Note: EMQN would like to acknowledge the UKNEQAS for molecular genetics which first formulated a policy for their scheme in 2005.
Over the past years the EMQN have reported wide disparities in the naming of DNA sequence variants. In 2005, for example, we saw one particular BRCA2 mutation reported in four different formats. This inconsistency is unacceptable and leads to confusion both in the laboratory and the clinical setting. To avoid confusion and clinical errors it is important that diagnostic laboratories lead the way in adopting a consistent approach to naming mutations.
Nomenclature guidelines are available from the Human Genome Variation Society (HGVS), the international body for defining gene variation nomenclature under the umbrella of the Human Genome Organization (HUGO) and the International Federation of Human Genetics Societies (IFHGS). It is therefore appropriate that we should follow these guidelines and the EMQN recommends that all labs use them (website:- http://www.hgvs.org/). However we do recognise that there remain some difficulties with the interpretation of these guidelines.
The HGVS recommend the use of a coding reference sequence wherever possible and that the A of the translation initiation codon ATG is designated base 1. One problem lies in the fact that mutations in some genes are routinely named from base 1 of a cDNA reference sequence (e.g. BRCA2 gene mutations in the BIC database using accession number U43746.1 where the A of the ATG codon is at position 229). We see that some laboratories use the numbering system according to the annotations in the cDNA reference sequence, whilst other labs quote the same reference sequence but subtract the appropriate number of untranslated nucleotides (228 in the above BRCA2 example) in order to name a mutation.
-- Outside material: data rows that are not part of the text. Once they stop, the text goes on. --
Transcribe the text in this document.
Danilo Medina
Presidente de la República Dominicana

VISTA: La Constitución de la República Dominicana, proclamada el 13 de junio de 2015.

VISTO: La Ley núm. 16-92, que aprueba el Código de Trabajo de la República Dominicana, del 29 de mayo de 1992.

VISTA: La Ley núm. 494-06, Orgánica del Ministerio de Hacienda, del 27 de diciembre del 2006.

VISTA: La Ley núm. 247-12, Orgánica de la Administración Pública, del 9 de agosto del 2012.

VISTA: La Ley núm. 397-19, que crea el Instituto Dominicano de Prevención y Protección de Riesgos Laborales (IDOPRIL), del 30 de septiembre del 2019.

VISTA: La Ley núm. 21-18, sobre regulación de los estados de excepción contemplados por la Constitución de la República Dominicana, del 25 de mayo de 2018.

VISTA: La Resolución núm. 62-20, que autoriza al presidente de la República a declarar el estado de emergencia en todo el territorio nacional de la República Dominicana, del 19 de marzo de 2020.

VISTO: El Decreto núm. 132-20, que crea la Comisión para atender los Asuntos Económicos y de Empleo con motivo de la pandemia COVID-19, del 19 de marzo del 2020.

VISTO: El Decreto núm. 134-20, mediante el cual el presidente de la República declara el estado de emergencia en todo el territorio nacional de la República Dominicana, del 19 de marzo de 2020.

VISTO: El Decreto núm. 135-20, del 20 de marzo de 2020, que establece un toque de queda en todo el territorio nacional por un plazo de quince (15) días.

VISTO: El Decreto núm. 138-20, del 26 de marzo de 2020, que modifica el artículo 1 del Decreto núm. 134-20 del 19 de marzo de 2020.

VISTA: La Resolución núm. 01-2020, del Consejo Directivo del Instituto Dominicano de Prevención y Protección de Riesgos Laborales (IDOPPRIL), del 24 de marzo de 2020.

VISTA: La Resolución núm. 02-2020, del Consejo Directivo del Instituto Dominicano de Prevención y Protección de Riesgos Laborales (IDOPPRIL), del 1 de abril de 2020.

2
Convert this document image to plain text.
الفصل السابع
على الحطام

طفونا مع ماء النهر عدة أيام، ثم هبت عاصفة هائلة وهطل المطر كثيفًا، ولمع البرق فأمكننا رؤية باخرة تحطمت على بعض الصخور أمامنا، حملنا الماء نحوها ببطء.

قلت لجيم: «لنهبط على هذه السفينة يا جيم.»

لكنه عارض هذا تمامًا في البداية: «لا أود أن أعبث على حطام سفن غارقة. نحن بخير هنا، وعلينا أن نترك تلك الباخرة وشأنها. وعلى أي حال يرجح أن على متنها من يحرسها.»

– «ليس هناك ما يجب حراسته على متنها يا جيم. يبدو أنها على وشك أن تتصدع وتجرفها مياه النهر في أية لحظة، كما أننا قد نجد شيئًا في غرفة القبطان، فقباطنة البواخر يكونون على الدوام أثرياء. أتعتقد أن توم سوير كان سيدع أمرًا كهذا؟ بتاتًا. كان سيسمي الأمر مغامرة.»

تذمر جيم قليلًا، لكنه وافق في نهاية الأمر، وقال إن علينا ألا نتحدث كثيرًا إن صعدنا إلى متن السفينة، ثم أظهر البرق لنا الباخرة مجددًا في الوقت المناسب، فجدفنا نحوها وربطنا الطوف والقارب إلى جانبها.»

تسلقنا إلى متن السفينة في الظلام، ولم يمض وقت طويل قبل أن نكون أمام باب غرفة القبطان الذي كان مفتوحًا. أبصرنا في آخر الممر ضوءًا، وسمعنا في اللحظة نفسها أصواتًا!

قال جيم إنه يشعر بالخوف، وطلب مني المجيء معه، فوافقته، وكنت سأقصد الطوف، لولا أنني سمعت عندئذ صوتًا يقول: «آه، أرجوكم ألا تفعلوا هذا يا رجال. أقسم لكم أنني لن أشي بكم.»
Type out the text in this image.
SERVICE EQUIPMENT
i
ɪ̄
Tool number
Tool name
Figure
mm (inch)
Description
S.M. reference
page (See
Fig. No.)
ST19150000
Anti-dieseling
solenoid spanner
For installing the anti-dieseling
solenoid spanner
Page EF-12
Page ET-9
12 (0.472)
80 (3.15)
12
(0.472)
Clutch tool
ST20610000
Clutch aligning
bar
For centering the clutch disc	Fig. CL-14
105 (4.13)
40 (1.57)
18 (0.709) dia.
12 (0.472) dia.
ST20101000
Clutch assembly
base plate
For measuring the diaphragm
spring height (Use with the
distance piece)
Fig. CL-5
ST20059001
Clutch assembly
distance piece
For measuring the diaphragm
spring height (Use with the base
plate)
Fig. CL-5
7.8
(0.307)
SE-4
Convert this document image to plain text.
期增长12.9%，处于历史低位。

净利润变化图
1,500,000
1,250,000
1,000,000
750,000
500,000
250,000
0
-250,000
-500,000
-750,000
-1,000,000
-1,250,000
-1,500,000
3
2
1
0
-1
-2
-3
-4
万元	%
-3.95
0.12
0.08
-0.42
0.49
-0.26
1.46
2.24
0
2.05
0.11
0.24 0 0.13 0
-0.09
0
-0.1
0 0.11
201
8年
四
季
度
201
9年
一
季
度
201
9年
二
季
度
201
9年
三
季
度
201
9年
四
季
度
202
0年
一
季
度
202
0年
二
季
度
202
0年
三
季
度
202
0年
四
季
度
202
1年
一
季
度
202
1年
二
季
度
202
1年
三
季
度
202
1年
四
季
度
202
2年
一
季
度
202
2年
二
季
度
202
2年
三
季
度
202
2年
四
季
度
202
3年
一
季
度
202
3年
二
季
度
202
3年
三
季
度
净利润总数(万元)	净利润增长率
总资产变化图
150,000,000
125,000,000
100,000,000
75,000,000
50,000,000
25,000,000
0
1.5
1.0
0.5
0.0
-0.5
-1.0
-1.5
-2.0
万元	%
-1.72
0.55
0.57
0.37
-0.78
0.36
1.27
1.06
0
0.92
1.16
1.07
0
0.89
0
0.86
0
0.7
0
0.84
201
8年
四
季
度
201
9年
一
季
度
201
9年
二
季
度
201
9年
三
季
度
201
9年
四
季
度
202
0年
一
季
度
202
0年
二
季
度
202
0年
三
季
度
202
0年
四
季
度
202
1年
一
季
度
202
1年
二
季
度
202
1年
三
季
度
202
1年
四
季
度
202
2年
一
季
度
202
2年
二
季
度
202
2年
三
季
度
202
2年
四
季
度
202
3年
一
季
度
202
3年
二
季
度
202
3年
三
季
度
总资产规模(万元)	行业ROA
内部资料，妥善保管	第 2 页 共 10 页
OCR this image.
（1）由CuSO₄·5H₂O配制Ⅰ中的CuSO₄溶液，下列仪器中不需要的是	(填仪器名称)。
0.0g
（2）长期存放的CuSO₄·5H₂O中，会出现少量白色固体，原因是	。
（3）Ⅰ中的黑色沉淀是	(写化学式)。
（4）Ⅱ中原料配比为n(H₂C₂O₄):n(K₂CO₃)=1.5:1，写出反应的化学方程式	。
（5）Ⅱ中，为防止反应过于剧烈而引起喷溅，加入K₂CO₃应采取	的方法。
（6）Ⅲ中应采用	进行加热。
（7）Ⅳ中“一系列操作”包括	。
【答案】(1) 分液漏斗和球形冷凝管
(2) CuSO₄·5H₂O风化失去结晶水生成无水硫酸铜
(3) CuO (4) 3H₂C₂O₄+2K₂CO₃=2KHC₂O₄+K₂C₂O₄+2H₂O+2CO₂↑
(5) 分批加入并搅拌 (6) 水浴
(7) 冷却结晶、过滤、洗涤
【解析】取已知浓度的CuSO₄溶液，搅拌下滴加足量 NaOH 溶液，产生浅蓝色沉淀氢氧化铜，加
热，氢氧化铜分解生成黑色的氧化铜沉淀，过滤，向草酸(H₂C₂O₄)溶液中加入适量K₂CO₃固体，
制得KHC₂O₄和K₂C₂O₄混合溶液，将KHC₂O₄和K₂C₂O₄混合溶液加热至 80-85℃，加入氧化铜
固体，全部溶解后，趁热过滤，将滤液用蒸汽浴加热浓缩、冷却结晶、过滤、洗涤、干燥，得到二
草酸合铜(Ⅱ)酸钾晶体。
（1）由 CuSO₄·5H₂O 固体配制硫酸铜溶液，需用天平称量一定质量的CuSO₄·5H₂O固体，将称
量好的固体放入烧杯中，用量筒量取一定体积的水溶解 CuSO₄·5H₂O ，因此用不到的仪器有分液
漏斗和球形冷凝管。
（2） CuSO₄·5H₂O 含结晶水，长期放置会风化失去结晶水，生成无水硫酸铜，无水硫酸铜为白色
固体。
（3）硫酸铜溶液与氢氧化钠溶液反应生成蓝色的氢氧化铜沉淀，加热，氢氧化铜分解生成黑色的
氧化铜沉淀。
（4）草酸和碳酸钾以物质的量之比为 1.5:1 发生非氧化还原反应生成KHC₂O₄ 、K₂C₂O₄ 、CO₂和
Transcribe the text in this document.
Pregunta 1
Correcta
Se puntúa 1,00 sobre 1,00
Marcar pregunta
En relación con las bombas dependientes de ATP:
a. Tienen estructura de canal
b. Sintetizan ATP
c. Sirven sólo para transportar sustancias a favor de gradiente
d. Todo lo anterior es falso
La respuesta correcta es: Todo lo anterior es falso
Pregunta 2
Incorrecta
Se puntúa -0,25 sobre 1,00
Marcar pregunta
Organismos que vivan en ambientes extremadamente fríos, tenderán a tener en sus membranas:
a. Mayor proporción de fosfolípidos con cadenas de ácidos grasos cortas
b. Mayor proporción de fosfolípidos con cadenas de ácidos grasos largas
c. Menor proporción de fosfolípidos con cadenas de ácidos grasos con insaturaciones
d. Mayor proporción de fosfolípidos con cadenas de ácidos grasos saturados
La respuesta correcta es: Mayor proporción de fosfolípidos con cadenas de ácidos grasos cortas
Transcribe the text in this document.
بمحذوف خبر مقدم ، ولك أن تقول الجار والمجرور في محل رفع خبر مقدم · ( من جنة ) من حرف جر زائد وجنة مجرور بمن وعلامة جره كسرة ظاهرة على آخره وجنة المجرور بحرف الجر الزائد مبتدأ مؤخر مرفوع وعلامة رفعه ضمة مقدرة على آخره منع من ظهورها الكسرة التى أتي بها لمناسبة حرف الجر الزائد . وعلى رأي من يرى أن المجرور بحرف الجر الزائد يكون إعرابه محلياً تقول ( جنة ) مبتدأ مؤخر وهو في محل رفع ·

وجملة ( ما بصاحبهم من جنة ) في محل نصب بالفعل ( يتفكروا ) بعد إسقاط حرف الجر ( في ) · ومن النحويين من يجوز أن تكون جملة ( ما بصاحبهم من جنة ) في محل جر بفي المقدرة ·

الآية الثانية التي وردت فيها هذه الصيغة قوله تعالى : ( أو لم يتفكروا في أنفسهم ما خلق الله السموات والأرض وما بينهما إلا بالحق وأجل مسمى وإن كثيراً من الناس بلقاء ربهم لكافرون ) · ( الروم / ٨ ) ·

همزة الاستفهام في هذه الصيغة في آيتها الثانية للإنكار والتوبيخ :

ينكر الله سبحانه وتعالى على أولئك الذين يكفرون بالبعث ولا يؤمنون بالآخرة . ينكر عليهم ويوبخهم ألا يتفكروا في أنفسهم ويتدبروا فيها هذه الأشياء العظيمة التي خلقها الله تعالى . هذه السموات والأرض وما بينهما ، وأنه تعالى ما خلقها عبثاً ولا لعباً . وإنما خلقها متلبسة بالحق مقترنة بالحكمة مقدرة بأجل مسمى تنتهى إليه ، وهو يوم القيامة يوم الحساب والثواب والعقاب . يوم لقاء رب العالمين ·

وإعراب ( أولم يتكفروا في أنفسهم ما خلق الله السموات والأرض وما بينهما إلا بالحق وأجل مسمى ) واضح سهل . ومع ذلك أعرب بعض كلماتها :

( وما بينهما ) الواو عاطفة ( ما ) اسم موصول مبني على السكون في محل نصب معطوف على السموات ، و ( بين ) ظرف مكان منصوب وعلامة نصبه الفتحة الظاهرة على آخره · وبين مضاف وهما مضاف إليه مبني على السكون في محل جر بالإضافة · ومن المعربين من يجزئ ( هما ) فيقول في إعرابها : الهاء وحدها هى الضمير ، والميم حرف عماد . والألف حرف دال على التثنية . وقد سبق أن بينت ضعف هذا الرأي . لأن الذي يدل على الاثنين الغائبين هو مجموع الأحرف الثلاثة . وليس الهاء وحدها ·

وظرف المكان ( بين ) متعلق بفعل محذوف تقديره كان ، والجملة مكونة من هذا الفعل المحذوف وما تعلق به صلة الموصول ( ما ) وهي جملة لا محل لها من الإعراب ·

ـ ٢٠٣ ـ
HGVS guidelines recommend the use of the ‘RefSeq’ database reference sequence but do not specify which one. We do recognise that different ‘RefSeq’ sequences for the same gene may vary. We have produced the following notes to assist in the interpretation of the nomenclature guidelines. Please let us know of any difficulties in applying them. Feedback from you will help us establish consensus recommendations.
1. Follow the HGVS guidelines and number bases starting with the A of the ATG initiation codon as base 1.
2. Use the same reference sequence as you have used in the past. However where a reference sequence does not start at the ATG different numbers must be assigned to the nucleotides to comply with the point 1.
3. Any different numbering system to that used in the reference sequence, must be noted on your report (for example; state that the numbering system starts with nucleotide 1 being the A of the ATG translational initiation codon).
4. If application of the HGVS guidelines results in a different nomenclature from that used in the past, then you should quote both old and new nomenclatures to avoid confusion with previous reports of the same mutation.
5. Always quote the reference sequence AND the version number as sequences may change from version to version.
6. In a disease such as cystic fibrosis laboratory reports frequently list the panel of mutations tested. In order to avoid a lengthy list of both old and HGVS compliant nomenclature, only mutations identified in the consultand or family need to be quoted using HGVS nomenclature.
7. Where the information is available all genetic variants must be described at both the DNA and the protein level. If the protein prediction is theoretical, this should be clearly written on the lab report.
8. If the testing method used does not unambiguously identify a specific base change, the nomenclature used should reflect this.
9. It is recognised that some recurrent mutations come by historical names which do not comply at all with the HGVS recommendations (e.g. ‘DeltaF508’ in the CFTR gene or ‘Factor V Leiden mutation’ in the FV gene). It appears unrealistic that the use of such trivial names in the clinical context will ever be replaced by systematic nomenclature. Therefore, it is recommended that HGVS nomenclature is used in addition to the trivial name when appropriate.